29.7.14

If you call me...

Doce tazas de café en seis horas, dos cajetillas de cigarros en medio día. Tres millones de pensamientos por minuto y todos tienen que ver contigo. Veinte mensajes enviados, la mitad sin respuesta. La vida entera pretendiendo que nada de esto me va a afectar.

Quiero ser sincera y decirte que no sé lo que me pasa, que no sé si quiero que me ames, si quiero amarte, si no necesito nada más que tu atención o si este es otro de esos temas que sé que no debo tocar, pero tengo que ir detrás, porque sé que no, porque no.

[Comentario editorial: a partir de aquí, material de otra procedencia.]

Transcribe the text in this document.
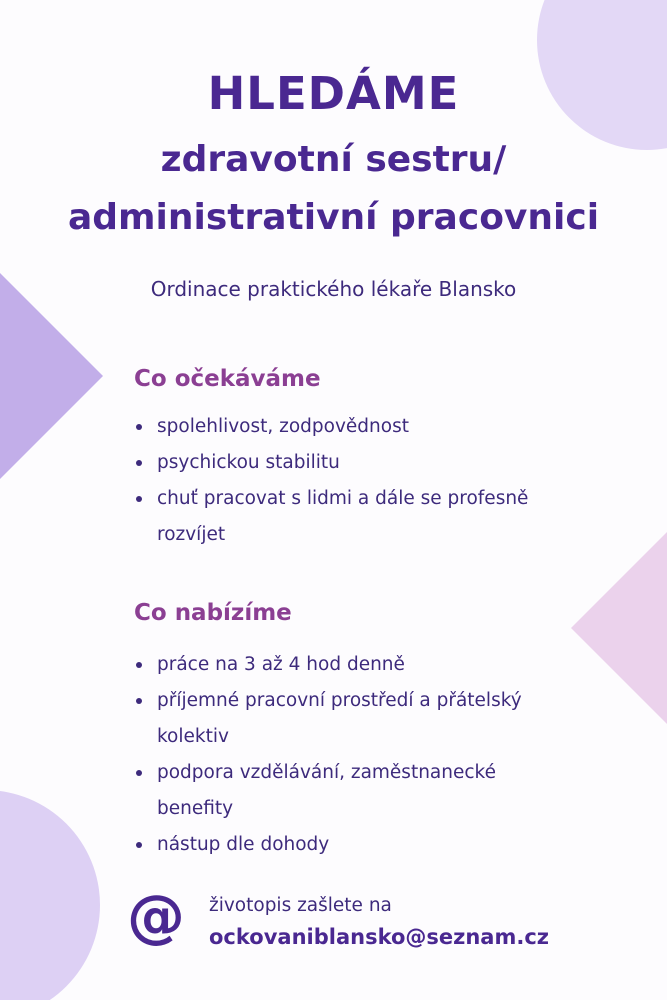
HLEDÁME
zdravotní sestru/
administrativní pracovnici
Ordinace praktického lékaře Blansko
Co očekáváme
spolehlivost, zodpovědnost
psychickou stabilitu
chuť pracovat s lidmi a dále se profesně rozvíjet
Co nabízíme
práce na 3 až 4 hod denně
příjemné pracovní prostředí a přátelský kolektiv
podpora vzdělávání, zaměstnanecké benefity
nástup dle dohody
@ životopis zašlete na
ockovaniblansko@seznam.cz
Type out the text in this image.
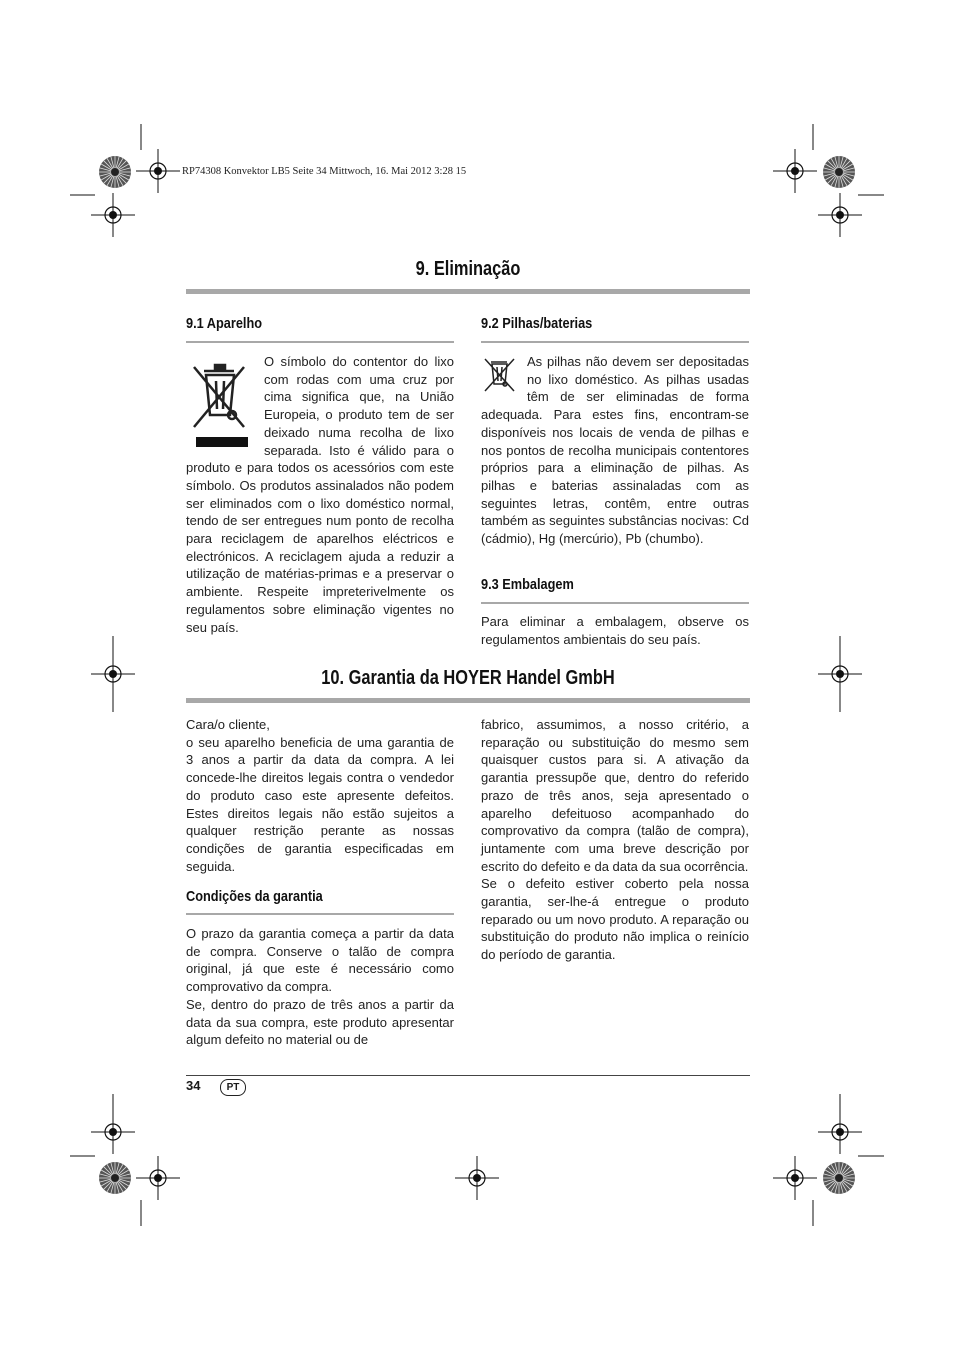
RP74308 Konvektor LB5 Seite 34 Mittwoch, 16. Mai 2012 3:28 15
9. Eliminação
9.1 Aparelho

O símbolo do contentor do lixo com rodas com uma cruz por cima significa que, na União Europeia, o produto tem de ser deixado numa recolha de lixo separada. Isto é válido para o produto e para todos os acessórios com este símbolo. Os produtos assinalados não podem ser eliminados com o lixo doméstico normal, tendo de ser entregues num ponto de recolha para reciclagem de aparelhos eléctricos e electrónicos. A reciclagem ajuda a reduzir a utilização de matérias-primas e a preservar o ambiente. Respeite impreterivelmente os regulamentos sobre eliminação vigentes no seu país.

9.2 Pilhas/baterias

As pilhas não devem ser depositadas no lixo doméstico. As pilhas usadas têm de ser eliminadas de forma adequada. Para estes fins, encontram-se disponíveis nos locais de venda de pilhas e nos pontos de recolha municipais contentores próprios para a eliminação de pilhas. As pilhas e baterias assinaladas com as seguintes letras, contêm, entre outras também as seguintes substâncias nocivas: Cd (cádmio), Hg (mercúrio), Pb (chumbo).

9.3 Embalagem

Para eliminar a embalagem, observe os regulamentos ambientais do seu país.

10. Garantia da HOYER Handel GmbH

Cara/o cliente,

o seu aparelho beneficia de uma garantia de 3 anos a partir da data da compra. A lei concede-lhe direitos legais contra o vendedor do produto caso este apresente defeitos. Estes direitos legais não estão sujeitos a qualquer restrição perante as nossas condições de garantia especificadas em seguida.

Condições da garantia

O prazo da garantia começa a partir da data de compra. Conserve o talão de compra original, já que este é necessário como comprovativo da compra.

Se, dentro do prazo de três anos a partir da data da sua compra, este produto apresentar algum defeito no material ou de

fabrico, assumimos, a nosso critério, a reparação ou substituição do mesmo sem quaisquer custos para si. A ativação da garantia pressupõe que, dentro do referido prazo de três anos, seja apresentado o aparelho defeituoso acompanhado do comprovativo da compra (talão de compra), juntamente com uma breve descrição por escrito do defeito e da data da sua ocorrência.

Se o defeito estiver coberto pela nossa garantia, ser-lhe-á entregue o produto reparado ou um novo produto. A reparação ou substituição do produto não implica o reinício do período de garantia.

34	PT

Mi día es gris hasta que te veo, hasta que te huelo, hasta que me pones un dedo encima y los otros abajo. Hasta que me lames la piel, hasta que enredas mi cabello y tiras de él. Y luego te vas, porque vives escapando, porque me llevas a escondidas y me escondes y me obligas a esconder todo lo que puedo hacerte, toda la magia que puedo te dar, que te quiero dar para luego quitártela, para que me ruegues por más.

Podría armar metáforas infinitas del placer, de la adrenalina que se dispara por tu cuerpo y me atraviesa, de la necesidad con la que recurro a ti, de la tristeza que siento cuando no respondes, de estas letras tontas que no saben ni ordenarse para que gustes de ellas, pero prefiero acurrucarme fingiendo que no estás doliéndome y que mañana no me acordaré de ti.